Желание, граничащее с жаждой, вот в чём ключ. Давай разберёмся, в какой части тела ты ощущаешь сознание?

— В голове, конечно, — ответил я, не раздумывая.

— А от сердца, бывает ли, что тоже исходят какие-нибудь мысли да побуждения?

— Безусловно… — после продолжительной паузы, проанализировав вопрос и найдя на него ответ, я им несколько озадачился.

— Полученная информация и принятые на её основе решения, чаще оказываются правильными, если исходят от сердца, или от головы?

— Наверное, от сердца, но это редко бывает, в житейских ситуациях обыкновенно оно молчит, как партизан…

На последнем слове Серафим не поняв сказанного, нахмурился, я отмахнулся мол — ничего существенного и он продолжил:

— Правильно, а не задумывался, почему так выходит?

— Какое там, я только сейчас понял, что, оказывается, мыслю разными частями своего организма.

— Ожидаемо… сознание это неотделимая часть души, а душа, повторюсь, в крови. В мозгу, как и во всём организме, присутствует кровь, но сосредоточие оной именно в сердце, оттуда должно рождаться мыслям. До грехопадения человек пребывал целостным, и было именно так. Мысли пробуждались сердцем и только после передавались мозгу, который транслировал их дальше — другим членам тела.

Адам, нарушив завет, моментально осознал случившееся и тут же почувствовал страх, под воздействием этого нового чувства его душа расщепилась. Мыслительный процесс перешёл в голову и мы, потеряв связь с Богом, покинули рай. Ты наверняка, замечал, что порой ум говорит одно, а сердце другое. Так вот, утратив значительную часть связи с основой души — сердцем, мозг, заботясь лишь о комфорте бренного тела, практически перестал задумываться о последствиях поступков. Голос сердца, то есть истинный глас души, народ прозвал двойственно, интуицией или совестью, в зависимости от того помогает глас или обличает, у кого-то он громогласен, у других же почти не слышен.

Старик, дав чуть времени осмыслить сказанное примолк, я задумался: "Ничего себе поворотик…" однако, размышления длились не долго — ярангу снова наполнил его вкрадчивый голос:

— Что предшествовало твоему последнему переносу за грань? — задал он вопрос и сам на него же ответил, — Ты стоял умом прямо в сердце, опустив внимание в грудную клетку, всем естеством проникся молитвой, и тем самым как-бы соединил разделённую душу. А у цельного человека желания, перерастая в жажду, становятся истинными.

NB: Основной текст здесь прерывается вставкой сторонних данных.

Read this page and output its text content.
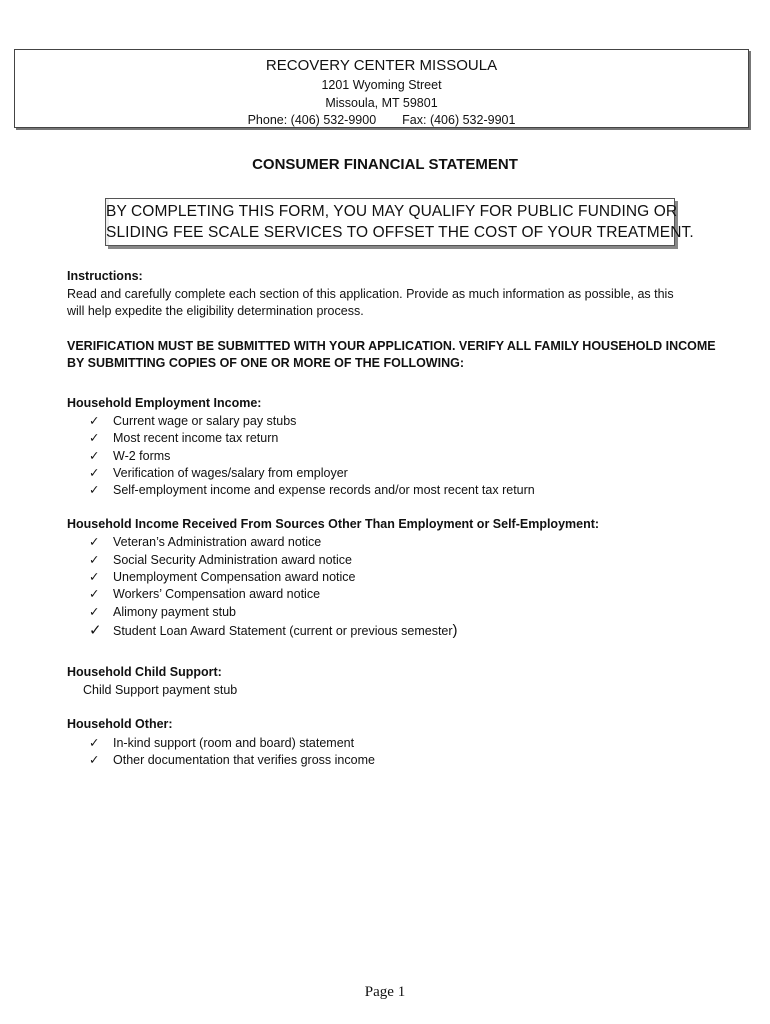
RECOVERY CENTER MISSOULA
1201 Wyoming Street
Missoula, MT 59801
Phone: (406) 532-9900 Fax: (406) 532-9901
CONSUMER FINANCIAL STATEMENT
BY COMPLETING THIS FORM, YOU MAY QUALIFY FOR PUBLIC FUNDING OR
SLIDING FEE SCALE SERVICES TO OFFSET THE COST OF YOUR TREATMENT.
Instructions:
Read and carefully complete each section of this application. Provide as much information as possible, as this
will help expedite the eligibility determination process.
VERIFICATION MUST BE SUBMITTED WITH YOUR APPLICATION. VERIFY ALL FAMILY HOUSEHOLD INCOME
BY SUBMITTING COPIES OF ONE OR MORE OF THE FOLLOWING:
Household Employment Income:
✓ Current wage or salary pay stubs
✓ Most recent income tax return
✓ W-2 forms
✓ Verification of wages/salary from employer
✓ Self-employment income and expense records and/or most recent tax return
Household Income Received From Sources Other Than Employment or Self-Employment:
✓ Veteran’s Administration award notice
✓ Social Security Administration award notice
✓ Unemployment Compensation award notice
✓ Workers’ Compensation award notice
✓ Alimony payment stub
✓ Student Loan Award Statement (current or previous semester)
Household Child Support:
Child Support payment stub
Household Other:
✓ In-kind support (room and board) statement
✓ Other documentation that verifies gross income
Page 1
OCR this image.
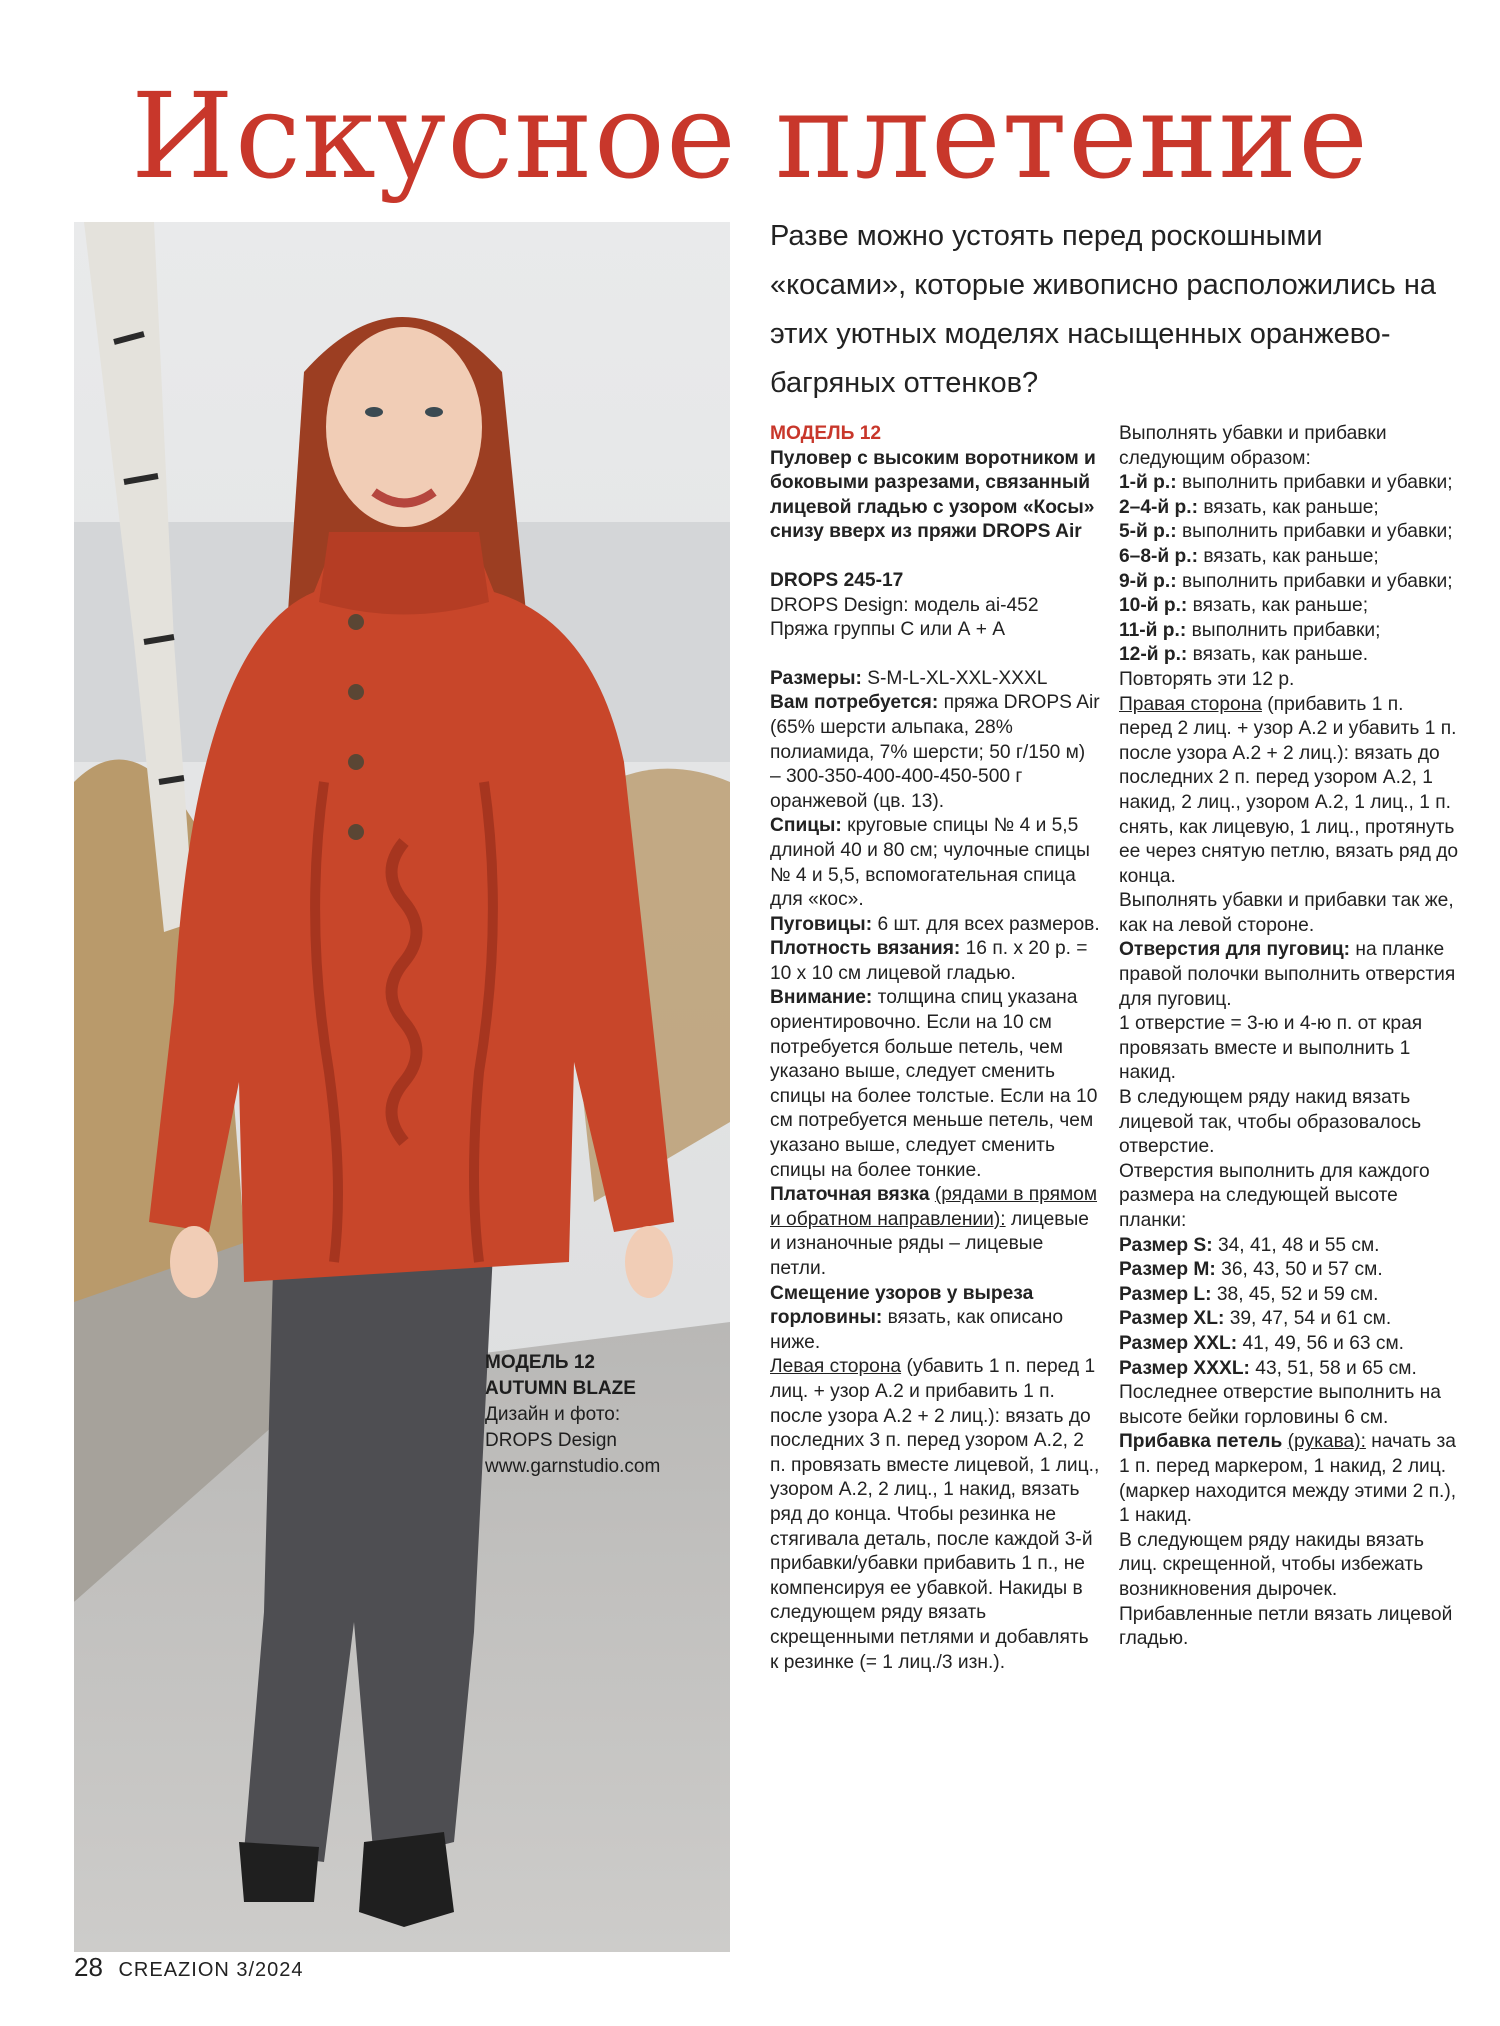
Искусное плетение
МОДЕЛЬ 12
AUTUMN BLAZE
Дизайн и фото:
DROPS Design
www.garnstudio.com
Разве можно устоять перед роскошными «косами», которые живописно расположились на этих уютных моделях насыщенных оранжево-багряных оттенков?

МОДЕЛЬ 12

Пуловер с высоким воротником и боковыми разрезами, связанный лицевой гладью с узором «Косы» снизу вверх из пряжи DROPS Air

DROPS 245-17

DROPS Design: модель ai-452

Пряжа группы С или А + А

Размеры: S-M-L-XL-XXL-XXXL

Вам потребуется: пряжа DROPS Air (65% шерсти альпака, 28% полиамида, 7% шерсти; 50 г/150 м) – 300-350-400-400-450-500 г оранжевой (цв. 13).

Спицы: круговые спицы № 4 и 5,5 длиной 40 и 80 см; чулочные спицы № 4 и 5,5, вспомогательная спица для «кос».

Пуговицы: 6 шт. для всех размеров.

Плотность вязания: 16 п. х 20 р. = 10 х 10 см лицевой гладью.

Внимание: толщина спиц указана ориентировочно. Если на 10 см потребуется больше петель, чем указано выше, следует сменить спицы на более толстые. Если на 10 см потребуется меньше петель, чем указано выше, следует сменить спицы на более тонкие.

Платочная вязка (рядами в прямом и обратном направлении): лицевые и изнаночные ряды – лицевые петли.

Смещение узоров у выреза горловины: вязать, как описано ниже.

Левая сторона (убавить 1 п. перед 1 лиц. + узор А.2 и прибавить 1 п. после узора А.2 + 2 лиц.): вязать до последних 3 п. перед узором А.2, 2 п. провязать вместе лицевой, 1 лиц., узором А.2, 2 лиц., 1 накид, вязать ряд до конца. Чтобы резинка не стягивала деталь, после каждой 3-й прибавки/убавки прибавить 1 п., не компенсируя ее убавкой. Накиды в следующем ряду вязать скрещенными петлями и добавлять к резинке (= 1 лиц./3 изн.).

Выполнять убавки и прибавки следующим образом:

1-й р.: выполнить прибавки и убавки;

2–4-й р.: вязать, как раньше;

5-й р.: выполнить прибавки и убавки;

6–8-й р.: вязать, как раньше;

9-й р.: выполнить прибавки и убавки;

10-й р.: вязать, как раньше;

11-й р.: выполнить прибавки;

12-й р.: вязать, как раньше.

Повторять эти 12 р.

Правая сторона (прибавить 1 п. перед 2 лиц. + узор А.2 и убавить 1 п. после узора А.2 + 2 лиц.): вязать до последних 2 п. перед узором А.2, 1 накид, 2 лиц., узором А.2, 1 лиц., 1 п. снять, как лицевую, 1 лиц., протянуть ее через снятую петлю, вязать ряд до конца.

Выполнять убавки и прибавки так же, как на левой стороне.

Отверстия для пуговиц: на планке правой полочки выполнить отверстия для пуговиц.

1 отверстие = 3-ю и 4-ю п. от края провязать вместе и выполнить 1 накид.

В следующем ряду накид вязать лицевой так, чтобы образовалось отверстие.

Отверстия выполнить для каждого размера на следующей высоте планки:

Размер S: 34, 41, 48 и 55 см.

Размер M: 36, 43, 50 и 57 см.

Размер L: 38, 45, 52 и 59 см.

Размер XL: 39, 47, 54 и 61 см.

Размер XXL: 41, 49, 56 и 63 см.

Размер XXXL: 43, 51, 58 и 65 см.

Последнее отверстие выполнить на высоте бейки горловины 6 см.

Прибавка петель (рукава): начать за 1 п. перед маркером, 1 накид, 2 лиц. (маркер находится между этими 2 п.), 1 накид.

В следующем ряду накиды вязать лиц. скрещенной, чтобы избежать возникновения дырочек. Прибавленные петли вязать лицевой гладью.

28 CREAZION 3/2024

Наша родина — рай, с первородным грехом, будь то Прохорова ветка, — Серафим усмехнулся, — Или каноническое яблоко, не суть, человек познал страх, который и раздробил его надвое. Сознание от души отделилось, связь осталась, но она незначительна, и растерянный разум, оставив привычное место, познал зло.

Тебе удалось ненадолго проделать обратное — соединить разделённую душу. При этом желание возвратиться в эдем, перейдя в сильную жажду, увеличилось многократно. К тому же, оно ещё и было усилено предыдущим визитом в преддверие оного. Человек всегда подсознательно хочет вернуться на родину. Вот таким образом ты и соединил расщеплённую душу, на эту благодатную почву и упали слова, они, проникнув непосредственно в сердце, принесли очистительный пламень, тем самым открыв дверь. Девяностый псалом, в момент чтения которого всё и случилось — очень сильное слово.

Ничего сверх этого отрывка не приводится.